Je ne doute pas un instant que vous manquiez votre coup. Je suis quand même très curieux de savoir comment vous allez punir les sites contrevenants… Allez-vous bloquer leur accès? Aujourd’hui, faire interdire l’accès à un site est long et lourd tandis qu’ouvrir un nouveau site internet se fait en une journée à peine. Jusqu’à votre loi, pour interdire un site de Forex, l’Autorité des marchés financiers devait saisir le procureur de Paris qui mettait ensuite le site incriminé en demeure de cesser ses agissements pour enfin saisir le juge d’une demande d’interdiction. Totalement inefficace. L’AMF obtenait ainsi le blocage de 4 à 5 sites par an. Pourquoi 4 ou 5 ? C’est un accord tacite entre l’AMF et le parquet de Paris. Cela correspond au temps et aux moyens que le ministère public peut se permettre de mettre sur ces affaires. Je ne doute pas que dans votre projet de loi, vous ayez inévitablement conçu un système qui vous permettre d’agir plus vite que ces escrocs pour bloquer leurs sites. C’est évident.
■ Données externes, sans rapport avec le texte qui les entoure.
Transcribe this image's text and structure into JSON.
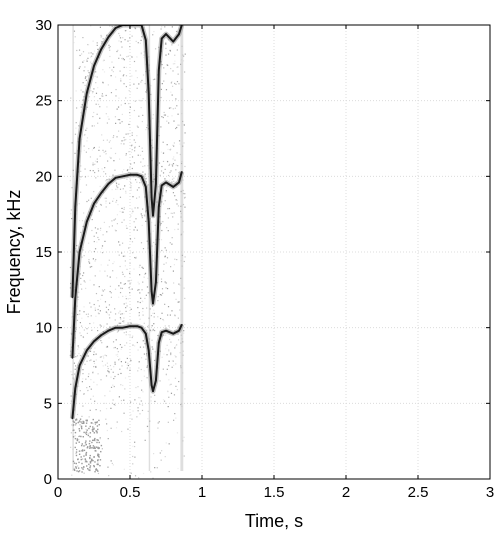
{
  "chart_data": {
    "type": "spectrogram",
    "title": "",
    "xlabel": "Time, s",
    "ylabel": "Frequency, kHz",
    "xlim": [
      0,
      3
    ],
    "ylim": [
      0,
      30
    ],
    "x_ticks": [
      0,
      0.5,
      1,
      1.5,
      2,
      2.5,
      3
    ],
    "x_tick_labels": [
      "0",
      "0.5",
      "1",
      "1.5",
      "2",
      "2.5",
      "3"
    ],
    "y_ticks": [
      0,
      5,
      10,
      15,
      20,
      25,
      30
    ],
    "y_tick_labels": [
      "0",
      "5",
      "10",
      "15",
      "20",
      "25",
      "30"
    ],
    "grid": true,
    "colormap": "grayscale",
    "signal_time_range": [
      0.1,
      0.86
    ],
    "series": [
      {
        "harmonic": 1,
        "x": [
          0.1,
          0.12,
          0.15,
          0.2,
          0.25,
          0.3,
          0.35,
          0.4,
          0.45,
          0.5,
          0.55,
          0.58,
          0.61,
          0.63,
          0.65,
          0.66,
          0.68,
          0.7,
          0.72,
          0.75,
          0.8,
          0.84,
          0.86
        ],
        "y": [
          4.0,
          6.0,
          7.5,
          8.5,
          9.1,
          9.5,
          9.8,
          10.0,
          10.0,
          10.1,
          10.1,
          10.0,
          9.6,
          8.5,
          6.2,
          5.8,
          6.5,
          9.0,
          9.7,
          9.8,
          9.6,
          9.8,
          10.2
        ]
      },
      {
        "harmonic": 2,
        "x": [
          0.1,
          0.12,
          0.15,
          0.2,
          0.25,
          0.3,
          0.35,
          0.4,
          0.45,
          0.5,
          0.55,
          0.58,
          0.61,
          0.63,
          0.65,
          0.66,
          0.68,
          0.7,
          0.72,
          0.75,
          0.8,
          0.84,
          0.86
        ],
        "y": [
          8.0,
          12.0,
          15.0,
          17.0,
          18.2,
          18.9,
          19.5,
          19.9,
          20.0,
          20.1,
          20.1,
          20.0,
          19.3,
          17.0,
          12.4,
          11.6,
          13.0,
          18.0,
          19.4,
          19.6,
          19.3,
          19.6,
          20.3
        ]
      },
      {
        "harmonic": 3,
        "x": [
          0.1,
          0.12,
          0.15,
          0.2,
          0.25,
          0.3,
          0.35,
          0.4,
          0.45,
          0.5,
          0.55,
          0.58,
          0.61,
          0.63,
          0.65,
          0.66,
          0.68,
          0.7,
          0.72,
          0.75,
          0.8,
          0.84,
          0.86
        ],
        "y": [
          12.0,
          18.0,
          22.5,
          25.5,
          27.3,
          28.4,
          29.2,
          29.8,
          30.0,
          30.0,
          30.0,
          30.0,
          29.0,
          25.5,
          18.6,
          17.4,
          19.5,
          27.0,
          29.1,
          29.4,
          28.9,
          29.4,
          30.0
        ]
      }
    ]
  }
}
Vous avez nécessairement prévu un moyen de bloquer tous les sites qui se présentent innocemment comme des “sites d’information sur le Forex”, “forum sur le Forex ou “cours de Forex”. Vous connaissez bien le sujet et vous savez bien que ces sites n’ont absolument rien de neutre. Ils ne visent qu’à une chose : convaincre les internautes de devenir trader car c’est comme cela qu’ils se rémunèrent, parfois en partageant avec le site de Forex chaque euro perdu. Vous êtes immanquablement d’accord avec nous : c’est bien de la publicité déguisée. Dans la presse écrite on appelle cela des publireportages. Certains sites de Forex ont même réussi à infiltrer plusieurs titres de la presse française.
N’oubliez donc pas non plus de mettre de l’ordre chez les vendeurs d’espace publicitaire en ligne. Ces entreprises comme Ligatus, Taboola ou Outbrain, qui colonisent les pages internet de la presse en proposant des articles sponsorisés. Vous savez ce que l’on trouve dans ces liens sponsorisés? Des publicités pour du Forex, des options binaires ou des escroqueries patentées. Comme nous, vous l’avez certainement découvert dans ce reportage récent.
Bien sûr, vous qui avez entrepris d’interdire la publicité pour les sites de Produits dérivés, vous savez tout cela et la loi que vous préparez est conçue pour s’attaquer à toute la complexité du phénomène. Je n’imagine pas votre projet n’avoir pas toutes ces ambitions.